CSIRO reminds our leaders that it’s the climate science that counts

Australia's bushfire threat is beyond 'worst case scenario's experts say. (AAP Image/Darren Pateman)
AAP Image/Darren Pateman

When federal energy and climate minister Chris Bowen did the breakfast TV and radio rounds on the morning that Labor’s historic Climate Change Bill was introduced to Parliament, the Seven Network’s Sunrise program was on the list.

Bowen told host David Koch that it was “an important bill… it enshrines our climate change reduction, our emissions reduction targets, our climate change targets in law, which is really important.”

And he noted that the Bill commits the government to produce an annual report on its progress on meeting the target of a 43% reduction on emissions from 2005 levels and what more it needs to do into the future.

“We want to hold ourselves and future governments to account,” Bowen said.

“Okay,” says Kochie. “So if you don’t get it, are you told you’ve been a very naughty boy or are there penalties or what happens?”

It’s a fair, if annoyingly phrased question. And while Bowen did his best to answer it while staying on message – something about voters and investors holding the government to account – he missed a golden opportunity to get to the nub of the issue.

What will happen if countries like Australia – economically and politically stable, spoiled for resources, punching above its weight in scientific R&D – miss their not-even-properly-Paris-aligned climate targets is more of the same, only much faster and much, much worse.

More floods, more fires, longer and more extreme droughts, more global food shortages, more deadly heatwaves, more frequent and devastating consequences of increasingly dangerous climate change.

As it happens, this is the clear message from another important Australian document that also made its public debut on Wednesday: the CSIRO’s once-in-a-decade Our Future World report that identifies seven global “megatrends” shaping the challenges and opportunities for the coming 20 years.

This time around, the number one megatrend on the list compiled by Australia’s premier science agency is, terrifyingly, “Adapting to a changing climate” – not climate action, but adaptation. Get used to it, because it’s already happening.

“Extreme and unprecedented weather events are increasing in their frequency and scale of impact,” the report says.

“Current climate forecasts predict that we are likely to experience extreme weather conditions that exceed the bounds of historical norms and concurrent climate hazards are likely to compound the overall climate risk for sectors and regions.

“Adapting the healthcare system, critical infrastructure and settlement patterns to climate change and extreme weather conditions will become a growing reality for many countries in the years and decades to come.

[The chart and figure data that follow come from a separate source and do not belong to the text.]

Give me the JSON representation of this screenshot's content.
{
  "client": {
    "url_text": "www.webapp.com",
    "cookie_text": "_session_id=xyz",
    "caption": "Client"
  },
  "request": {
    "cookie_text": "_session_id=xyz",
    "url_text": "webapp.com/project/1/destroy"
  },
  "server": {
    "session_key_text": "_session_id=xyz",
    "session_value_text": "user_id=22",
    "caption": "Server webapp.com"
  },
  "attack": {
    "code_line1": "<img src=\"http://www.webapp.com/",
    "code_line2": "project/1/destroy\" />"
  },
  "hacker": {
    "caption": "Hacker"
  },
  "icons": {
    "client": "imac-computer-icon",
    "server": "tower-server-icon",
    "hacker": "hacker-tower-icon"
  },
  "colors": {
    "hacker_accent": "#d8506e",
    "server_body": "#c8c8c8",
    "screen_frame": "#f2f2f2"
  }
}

“This megatrend speaks to the new ways of operating that organisations and communities will need to adapt to in the face of a changing climate.”

Grim.

Thankfully there is hope, too. CSIRO’s megatrend number two – “Leaner, cleaner and greener” – is all about the “cutting-edge innovations that aim to do more with less, achieve carbon neutrality, reduce biodiversity loss and address the global waste challenge.”

This megatrend, says the report, “explores the opportunities pushing us towards a more sustainable horizon and the importance of science, technology and innovation in helping organisations to operate within much tighter envelopes.”

And the tightest envelope of all is the global carbon budget. If we can’t slash emissions fast enough and deep enough with all of the tools we already have at hand to avert dangerous, irreversible climate change, then not much of anything else matters.

“Australia is at a pivotal point,” says CSIRO chief Dr Larry Marshall. “There is a tidal wave of disruption on the way, and it’s critical we take steps now to get ahead of it.

“But these challenges also tell us where the most powerful innovation can be found, when we see a different future and leverage science to create it,” he adds.

“Australia has the highest wind and solar capacity of any developed nation and a wealth of critical energy minerals – we can be a leader in feeding the world’s hunger for clean energy.”

Labor and Bowen do a good job of talking up the undoubtedly enormous opportunities available to Australia in the shift to net-zero emissions.

But they would do well to remind themselves and the electorate – and Kochie – about why we’re setting these science-based targets in the first place. And that the consequences of missing them don’t bear thinking about.